To get in shape for the Miss New Jersey contest, Jaime follows what must be an exhaustive schedule of workouts and practice. She has a personal trainer and plays catch with 12-pound medicine balls after various sit-ups and pushups or whatever she needs.

She admits she will miss not competing in the swimsuit portion of the Miss America Pageant. New rules have done away with that particular tradition in an effort to modernize the contest.

“I see the swimsuit competition as empowering to women,” Jaime said. “We work very hard to get in shape and maintain our health. I like the swimsuit. I had fun with it. So that being said, I don’t think that defines me and it takes some pressure off. It provides more platform for (showcasing) women’s ideas and ideals.”

Jaime’s platform is educating and warning about food allergies, a condition her younger brother faces.

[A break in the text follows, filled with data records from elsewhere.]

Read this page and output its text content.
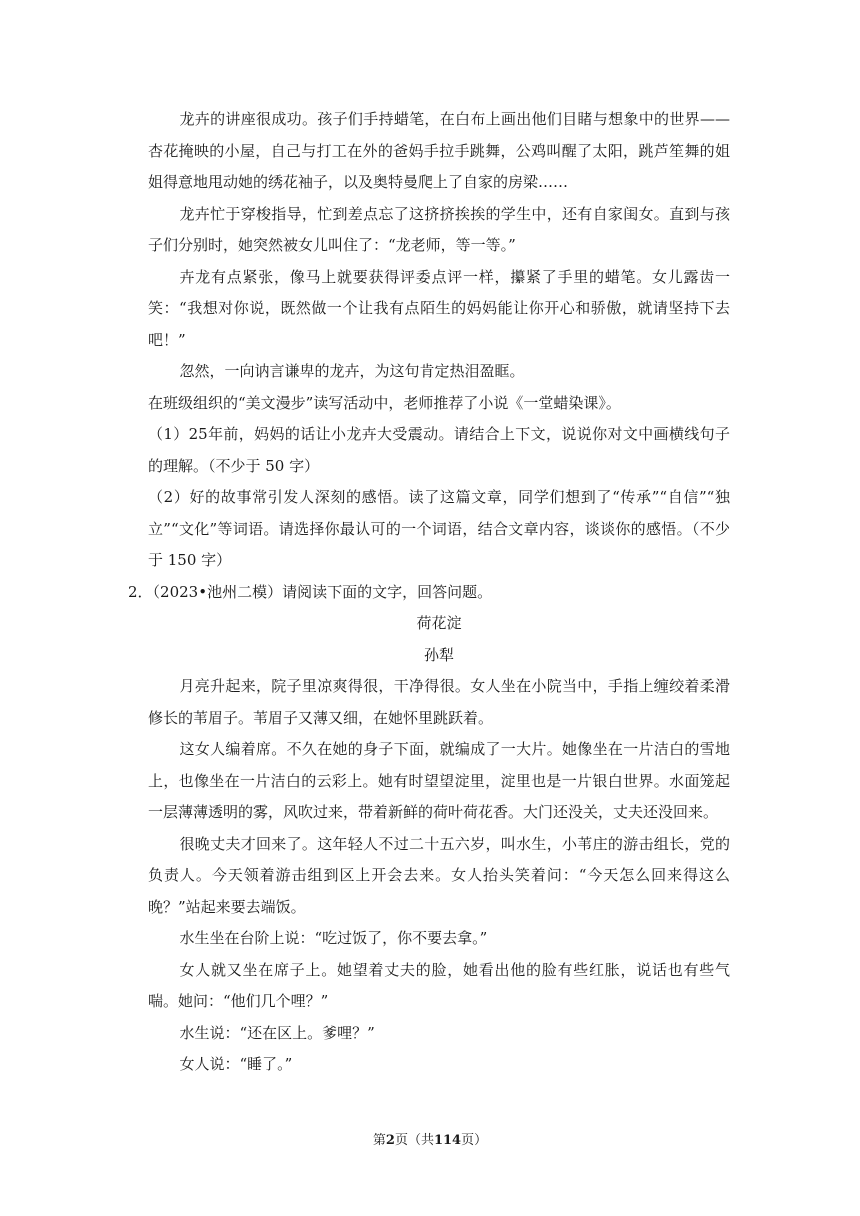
龙卉的讲座很成功。孩子们手持蜡笔，在白布上画出他们目睹与想象中的世界——杏花掩映的小屋，自己与打工在外的爸妈手拉手跳舞，公鸡叫醒了太阳，跳芦笙舞的姐姐得意地甩动她的绣花袖子，以及奥特曼爬上了自家的房梁……

龙卉忙于穿梭指导，忙到差点忘了这挤挤挨挨的学生中，还有自家闺女。直到与孩子们分别时，她突然被女儿叫住了：“龙老师，等一等。”

卉龙有点紧张，像马上就要获得评委点评一样，攥紧了手里的蜡笔。女儿露齿一笑：“我想对你说，既然做一个让我有点陌生的妈妈能让你开心和骄傲，就请坚持下去吧！”

忽然，一向讷言谦卑的龙卉，为这句肯定热泪盈眶。

在班级组织的“美文漫步”读写活动中，老师推荐了小说《一堂蜡染课》。

（1）25年前，妈妈的话让小龙卉大受震动。请结合上下文，说说你对文中画横线句子的理解。（不少于 50 字）

（2）好的故事常引发人深刻的感悟。读了这篇文章，同学们想到了“传承”“自信”“独立”“文化”等词语。请选择你最认可的一个词语，结合文章内容，谈谈你的感悟。（不少于 150 字）

2．（2023•池州二模）请阅读下面的文字，回答问题。

荷花淀

孙犁

月亮升起来，院子里凉爽得很，干净得很。女人坐在小院当中，手指上缠绞着柔滑修长的苇眉子。苇眉子又薄又细，在她怀里跳跃着。

这女人编着席。不久在她的身子下面，就编成了一大片。她像坐在一片洁白的雪地上，也像坐在一片洁白的云彩上。她有时望望淀里，淀里也是一片银白世界。水面笼起一层薄薄透明的雾，风吹过来，带着新鲜的荷叶荷花香。大门还没关，丈夫还没回来。

很晚丈夫才回来了。这年轻人不过二十五六岁，叫水生，小苇庄的游击组长，党的负责人。今天领着游击组到区上开会去来。女人抬头笑着问：“今天怎么回来得这么晚？”站起来要去端饭。

水生坐在台阶上说：“吃过饭了，你不要去拿。”

女人就又坐在席子上。她望着丈夫的脸，她看出他的脸有些红胀，说话也有些气喘。她问：“他们几个哩？”

水生说：“还在区上。爹哩？”

女人说：“睡了。”

第2页（共114页）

Enrolled at Loyola University, Maryland, Jaime is studying communications, with an eye to becoming a broadcast journalist, like her friend, Brenna. Or, she would like to get into law, like her father.

The world is open. “I want to do something with social issues, maybe women and children, or civil rights. I want to be working with people,” Jaime said. “I’m open to pretty much everything, to wherever life takes me. And absolutely, I am an optimist.”

Good luck to Jaime Gialloreto at the Miss America Pageant. But win or not, perhaps she has already shown us a possible designation for the post-Millennial generation.

If others in her birth cohort show the same tendencies toward enthusiasm, passion, empathy and drive, they will be the “Can Do” generation.